There are two forms of indemnity: contractual and implied. The right to indemnity is predicated upon one’s breach of contract with the rationale being that a contract under which one undertook to do work or provide services necessarily implied an obligation to do the work in a proper manner and to discharge foreseeable damages that might result from incompetent performance.

In general, indemnity refers to “the obligation resting on one party to make good a loss or damage another party has incurred. Historically, the obligation of indemnity took three forms: (1) indemnity expressly provided for by contract (express indemnity); (2) indemnity implied from a contract not specifically mentioning indemnity (implied contractual indemnity); and (3) indemnity arising from the equities of particular circumstances (traditional equitable indemnity).”  Prince v. Pacific Gas & Electric Co. (2009) 45 Cal. 4th 1151, 1157.  Even though three forms of indemnity were once regarded as distinct, California courts have held that there are only two basic types of indemnity: express indemnity and equitable indemnity…”Id.

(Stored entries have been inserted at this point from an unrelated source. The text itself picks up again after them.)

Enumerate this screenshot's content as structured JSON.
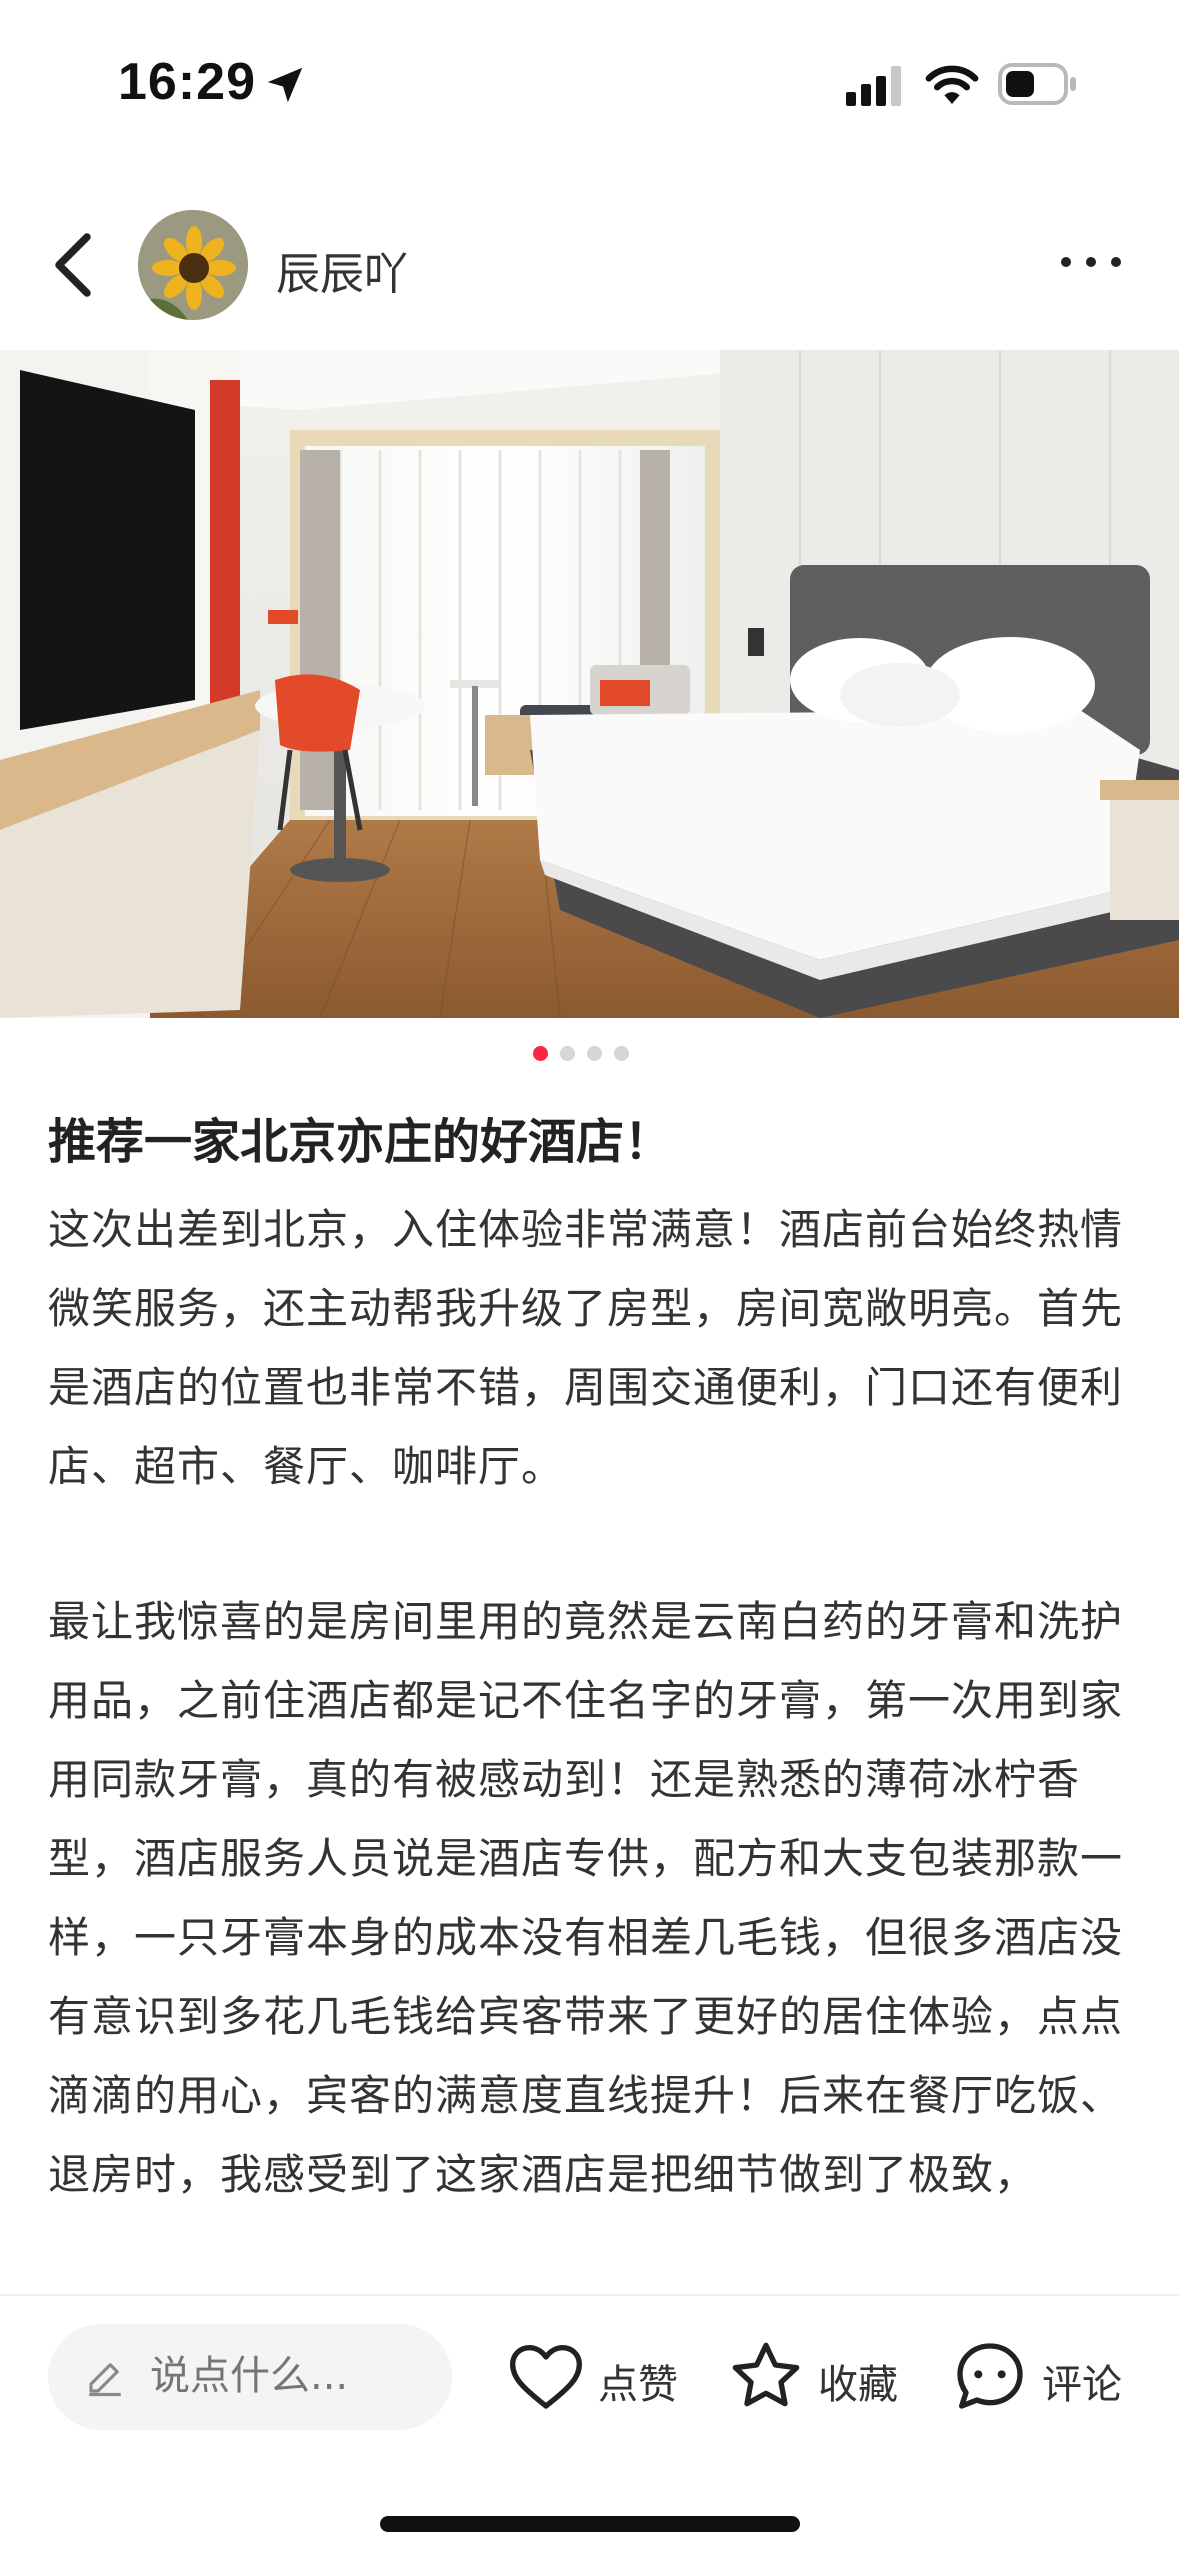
{
  "status_bar": {
    "time": "16:29"
  },
  "header": {
    "author_name": "辰辰吖"
  },
  "carousel": {
    "total": 4,
    "active_index": 0,
    "active_color": "#ff2442"
  },
  "post": {
    "title": "推荐一家北京亦庄的好酒店！",
    "paragraph1": "这次出差到北京，入住体验非常满意！酒店前台始终热情微笑服务，还主动帮我升级了房型，房间宽敞明亮。首先是酒店的位置也非常不错，周围交通便利，门口还有便利店、超市、餐厅、咖啡厅。",
    "paragraph2": "最让我惊喜的是房间里用的竟然是云南白药的牙膏和洗护用品，之前住酒店都是记不住名字的牙膏，第一次用到家用同款牙膏，真的有被感动到！还是熟悉的薄荷冰柠香型，酒店服务人员说是酒店专供，配方和大支包装那款一样，一只牙膏本身的成本没有相差几毛钱，但很多酒店没有意识到多花几毛钱给宾客带来了更好的居住体验，点点滴滴的用心，宾客的满意度直线提升！后来在餐厅吃饭、退房时，我感受到了这家酒店是把细节做到了极致，"
  },
  "bottom_bar": {
    "input_placeholder": "说点什么...",
    "like_label": "点赞",
    "collect_label": "收藏",
    "comment_label": "评论"
  }
}
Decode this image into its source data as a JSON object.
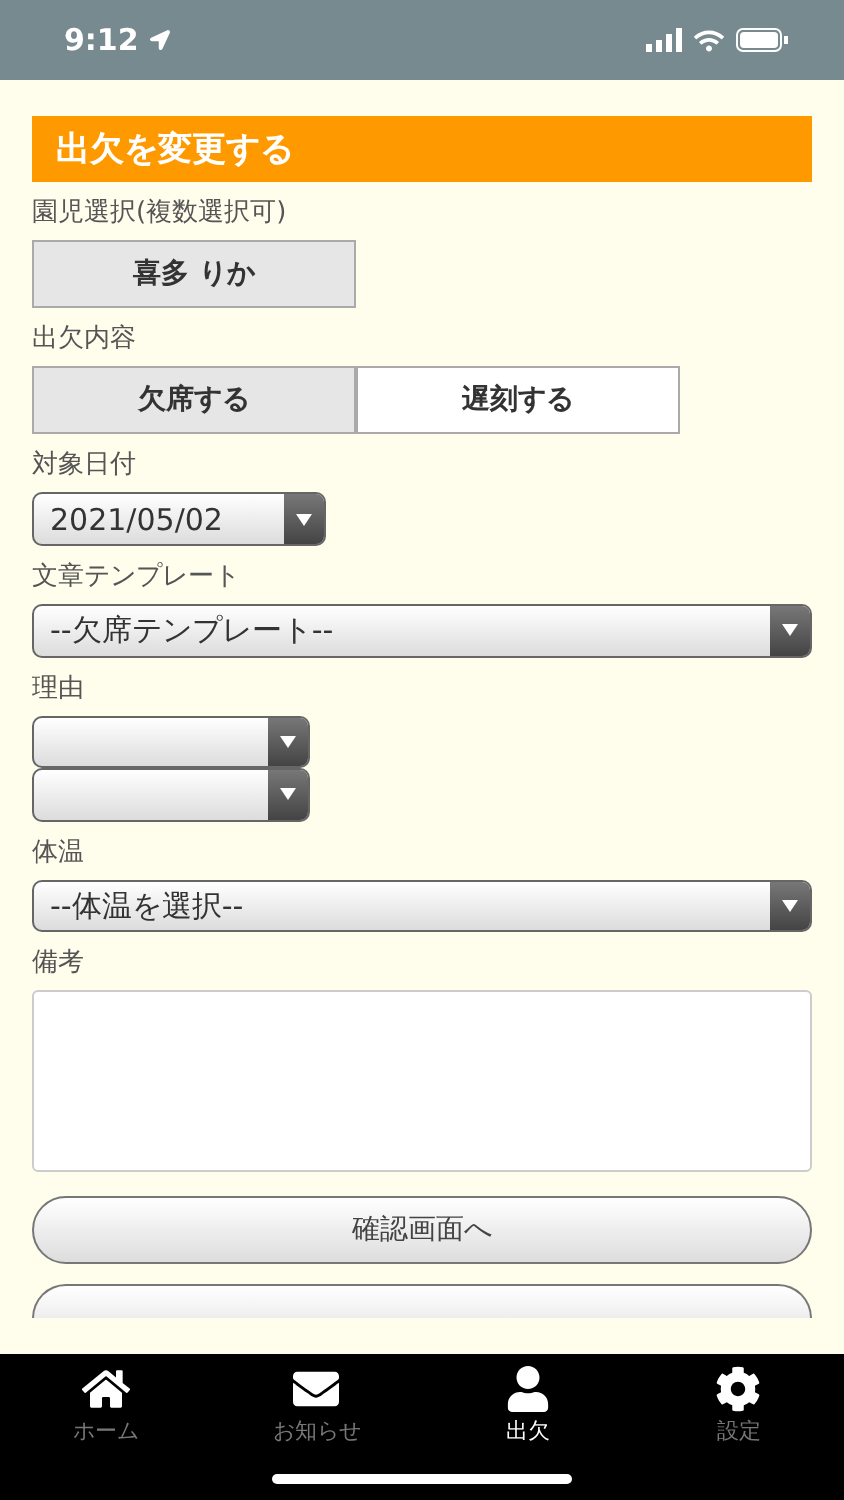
{
  "status_bar": {
    "time": "9:12"
  },
  "header": {
    "title": "出欠を変更する"
  },
  "child_select": {
    "label": "園児選択(複数選択可)",
    "options": [
      {
        "name": "喜多 りか",
        "selected": true
      }
    ]
  },
  "attendance_type": {
    "label": "出欠内容",
    "options": [
      {
        "label": "欠席する",
        "selected": true
      },
      {
        "label": "遅刻する",
        "selected": false
      }
    ]
  },
  "date": {
    "label": "対象日付",
    "value": "2021/05/02"
  },
  "template": {
    "label": "文章テンプレート",
    "value": "--欠席テンプレート--"
  },
  "reason": {
    "label": "理由",
    "selects": [
      {
        "kind": "dropdown"
      },
      {
        "kind": "dropdown"
      }
    ]
  },
  "temperature": {
    "label": "体温",
    "value": "--体温を選択--"
  },
  "notes": {
    "label": "備考"
  },
  "buttons": [
    {
      "label": "確認画面へ"
    }
  ],
  "tab_bar": [
    {
      "label": "ホーム",
      "kind": "home",
      "selected": false
    },
    {
      "label": "お知らせ",
      "kind": "mail",
      "selected": false
    },
    {
      "label": "出欠",
      "kind": "person",
      "selected": true
    },
    {
      "label": "設定",
      "kind": "gear",
      "selected": false
    }
  ]
}
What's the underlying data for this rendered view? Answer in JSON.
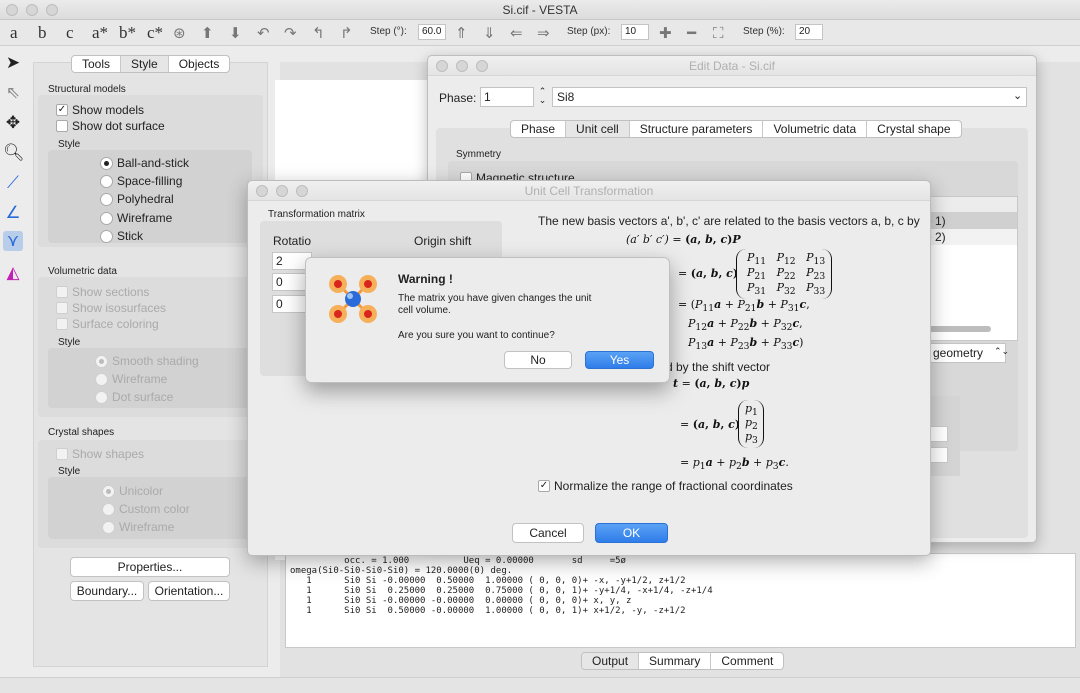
{
  "app": {
    "window_title": "Si.cif - VESTA"
  },
  "toolbar": {
    "axis_buttons": [
      "a",
      "b",
      "c",
      "a*",
      "b*",
      "c*"
    ],
    "step_deg_label": "Step (°):",
    "step_deg_value": "60.0",
    "step_px_label": "Step (px):",
    "step_px_value": "10",
    "step_pct_label": "Step (%):",
    "step_pct_value": "20"
  },
  "side_panel": {
    "tabs": [
      "Tools",
      "Style",
      "Objects"
    ],
    "structural_models": {
      "heading": "Structural models",
      "show_models": "Show models",
      "show_dot_surface": "Show dot surface",
      "style_label": "Style",
      "styles": [
        "Ball-and-stick",
        "Space-filling",
        "Polyhedral",
        "Wireframe",
        "Stick"
      ]
    },
    "volumetric_data": {
      "heading": "Volumetric data",
      "show_sections": "Show sections",
      "show_isosurfaces": "Show isosurfaces",
      "surface_coloring": "Surface coloring",
      "style_label": "Style",
      "styles": [
        "Smooth shading",
        "Wireframe",
        "Dot surface"
      ]
    },
    "crystal_shapes": {
      "heading": "Crystal shapes",
      "show_shapes": "Show shapes",
      "style_label": "Style",
      "styles": [
        "Unicolor",
        "Custom color",
        "Wireframe"
      ]
    },
    "properties_button": "Properties...",
    "boundary_button": "Boundary...",
    "orientation_button": "Orientation..."
  },
  "output": {
    "lines": [
      "          occ. = 1.000          Ueq = 0.00000       sd     =5ø",
      "",
      "omega(Si0-Si0-Si0-Si0) = 120.0000(0) deg.",
      "   1      Si0 Si -0.00000  0.50000  1.00000 ( 0, 0, 0)+ -x, -y+1/2, z+1/2",
      "   1      Si0 Si  0.25000  0.25000  0.75000 ( 0, 0, 1)+ -y+1/4, -x+1/4, -z+1/4",
      "   1      Si0 Si -0.00000 -0.00000  0.00000 ( 0, 0, 0)+ x, y, z",
      "   1      Si0 Si  0.50000 -0.00000  1.00000 ( 0, 0, 1)+ x+1/2, -y, -z+1/2"
    ],
    "tabs": [
      "Output",
      "Summary",
      "Comment"
    ]
  },
  "edit_data": {
    "title": "Edit Data - Si.cif",
    "phase_label": "Phase:",
    "phase_value": "1",
    "phase_name": "Si8",
    "tabs": [
      "Phase",
      "Unit cell",
      "Structure parameters",
      "Volumetric data",
      "Crystal shape"
    ],
    "symmetry_label": "Symmetry",
    "magnetic_structure": "Magnetic structure",
    "list_items": [
      "e 1)",
      "e 2)"
    ],
    "geometry_select": "geometry"
  },
  "unit_cell_dialog": {
    "title": "Unit Cell Transformation",
    "matrix_label": "Transformation matrix",
    "column_header_partial": "Rotatio",
    "column_header_partial2": "Origin shift",
    "matrix_values": [
      "2",
      "0",
      "0"
    ],
    "intro": "The new basis vectors a', b', c' are related to the basis vectors a, b, c by",
    "shift_text": "d by the shift vector",
    "normalize_label": "Normalize the range of fractional coordinates",
    "cancel_button": "Cancel",
    "ok_button": "OK"
  },
  "warning": {
    "title": "Warning !",
    "message": "The matrix you have given changes the unit cell volume.",
    "question": "Are you sure you want to continue?",
    "no_button": "No",
    "yes_button": "Yes"
  },
  "colors": {
    "accent_blue": "#2f7de9",
    "atom_red": "#d9261c",
    "atom_orange": "#f39a3c",
    "atom_blue": "#2a6bd9"
  }
}
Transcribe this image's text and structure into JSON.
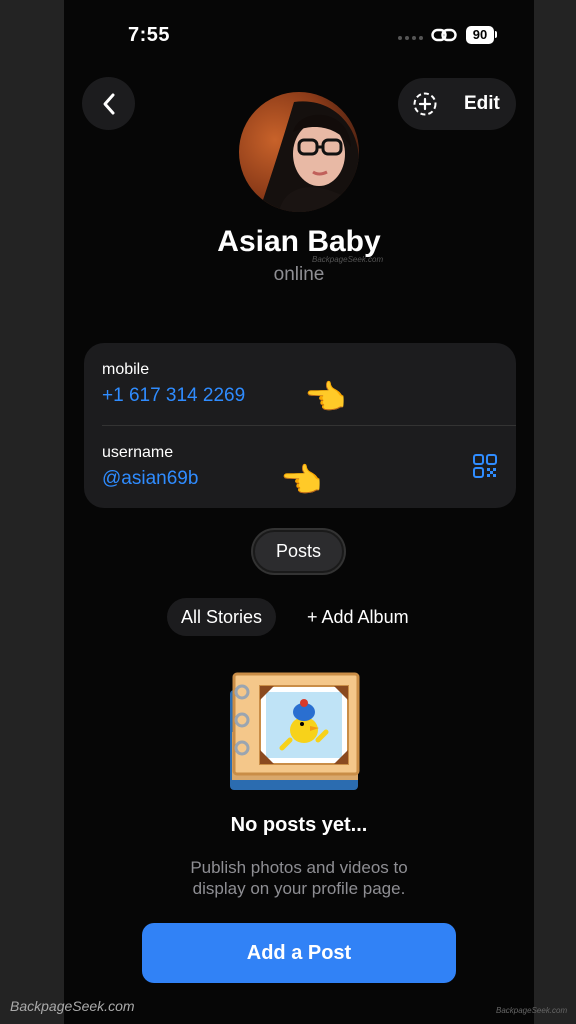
{
  "status_bar": {
    "time": "7:55",
    "battery": "90"
  },
  "header": {
    "edit_label": "Edit"
  },
  "profile": {
    "name": "Asian Baby",
    "status": "online"
  },
  "info": {
    "mobile_label": "mobile",
    "mobile_value": "+1 617 314 2269",
    "username_label": "username",
    "username_value": "@asian69b",
    "pointer_emoji": "👈"
  },
  "tabs": {
    "posts": "Posts"
  },
  "stories": {
    "all": "All Stories",
    "add_album": "+ Add Album"
  },
  "empty_state": {
    "title": "No posts yet...",
    "line1": "Publish photos and videos to",
    "line2": "display on your profile page.",
    "button": "Add a Post"
  },
  "watermarks": {
    "left": "BackpageSeek.com",
    "small": "BackpageSeek.com",
    "right": "BackpageSeek.com"
  },
  "colors": {
    "accent": "#3182f6",
    "link": "#2f8cff",
    "card": "#1c1c1e",
    "background": "#060606"
  }
}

An action for contractual indemnity is based on a party’s breach of duty under a contract, express or implied. West v. Superior Court (1994) 27 Cal. App. 4th 1625, 1633.  An implied contractual indemnity claim, like a traditional equitable indemnity claim, is subject to the rule that a party’s liability for equitable indemnity is based on its pro rata share of responsibility for the damages to the injured party. Prince, supra, 45 Cal. 4th at p. 1165.

Indemnification agreements are appropriate when two people or entities are being sued, or should be sued, in a lawsuit action filed by an aggrieved Plaintiff. For example, if two companies are being sued by a Plaintiff, then there could be a viable claim for indemnification that would involve apportioning liability to each company based on the evidence, which is when this legal theory applies.

Please note there could be agreements drafted that one will only do business based if potential legal liability will be on one party over another, even though they both might be liable.

PLEASE BE ADVISED: Views expressed are not intended to be legal advice and does not create an attorney-client relationship.